The second speaker is Chizu Hamada from No Nukes Action. [Her speech begins 33 minutes in.] Hamada explains that only the elderly evacuees from Fukushima Prefecture want to return to their homes. The young people, especially mothers, do not want to return. However, the Japanese government says certain areas are safe to live in and threaten the evacuees to move back by cutting off their compensation one year after their evacuation zone has been lifted, i.e. deemed safe to inhabit. The government simply doesn’t want to continue paying compensation.

Secondly, there have been many mysterious deaths related to radiation exposure that the local government has not recognized. The government counts 1,758 deaths related to Fukushima radiation, but there are actually many more. This misinformation is related to the new Secrecy Act, which makes exposing such information punishable.

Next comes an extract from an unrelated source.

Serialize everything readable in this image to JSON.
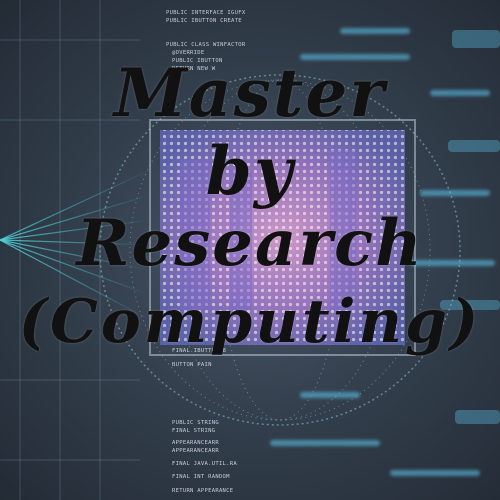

Thirdly, Japan’s nuclear front has two good pieces of news. Last year, Kansai Electric Power Co. lost its suit in trying to restart to reactors at the Oi Nuclear Power Plant in Fukui. The verdict stated, “Human lives are above the profit of industries.” Contributing to this verdict was a lawsuit brought against an electric company by the husband of a Korean cancer victim, claiming that radiation from a nuclear power plant caused his wife’s cancer. This is one of the few instances in Japan were there is an accepted causal relationship between radiation exposure from a nuclear power plant and cancer.

* * *

The third speaker is Isamu “Sam” Kanno of No Nukes Asian Action, an anti-nuclear organization that brought a class action lawsuit, with 3,853 plaintiffs from 39 countries, against GE, Hitachi and Toshiba for damages resulting from the Fukushima disaster. No Nukes Asian Action has gathered 1,290 plaintiffs from Japan, 138 from the United States, 1,000 from Korea and 600 from Taiwan, along other countries such as Germany and Mongolia. “Basically this is an action against the fact that the manufacturers of the nuclear reactors are exempt, by law (the Price-Anderson law, 1957, an amendment to the Atomic Energy Act), from any liability. … ”

” … Eisenhower made the Atoms For Peace speech in 1953, and it was strange because in 1945, two Japanese cities were destroyed by nuclear weapons. We see [Atoms For Peace] as a way to justify holding on to nuclear weapons and nuclear materials. Already the UK and the Soviets had nuclear power since 1955. In the 60 years since then, many countries have gotten nuclear power. What have we gotten from it? Just some steam generation.” The United States persuaded Japan to build nuclear reactors in a country riddled with earthquake faults, but this wasn’t for nuclear power; it was for the potential of nuclear weapons production. In 2012, the United States supported the restart of the Oi nuclear reactors. “There is a slogan going around in Japan saying that nuclear power plants are a nuclear weapon aimed at ourselves. …” The United States has not been creating new nuclear power plants for a long time, but the problem in Asia is that countries like Japan, Korea and Russia are trying to proliferate nuclear power plants and export them to other countries. When a nuclear accident occurs in Japan, the radiation fallout will reach the United States in eight hours, and the radiation in the water will reach the U.S. in about three years. Right now Japan is using the Pacific Ocean as a “giant radioactive sewer.” There’s no way to measure the radioactive debris in Fukushima, some 300 tons [daily], which leaks into the Pacific Ocean through groundwater.

* * *

Toward the end of the video, Carole Hisasue from Mothers For Peace tells her evacuation story from Fukushima and explains that the nuclear power plant in Diablo Canyon, Calif., holds the same risks for a nuclear disaster. Also, Chizu Hamada makes another speech.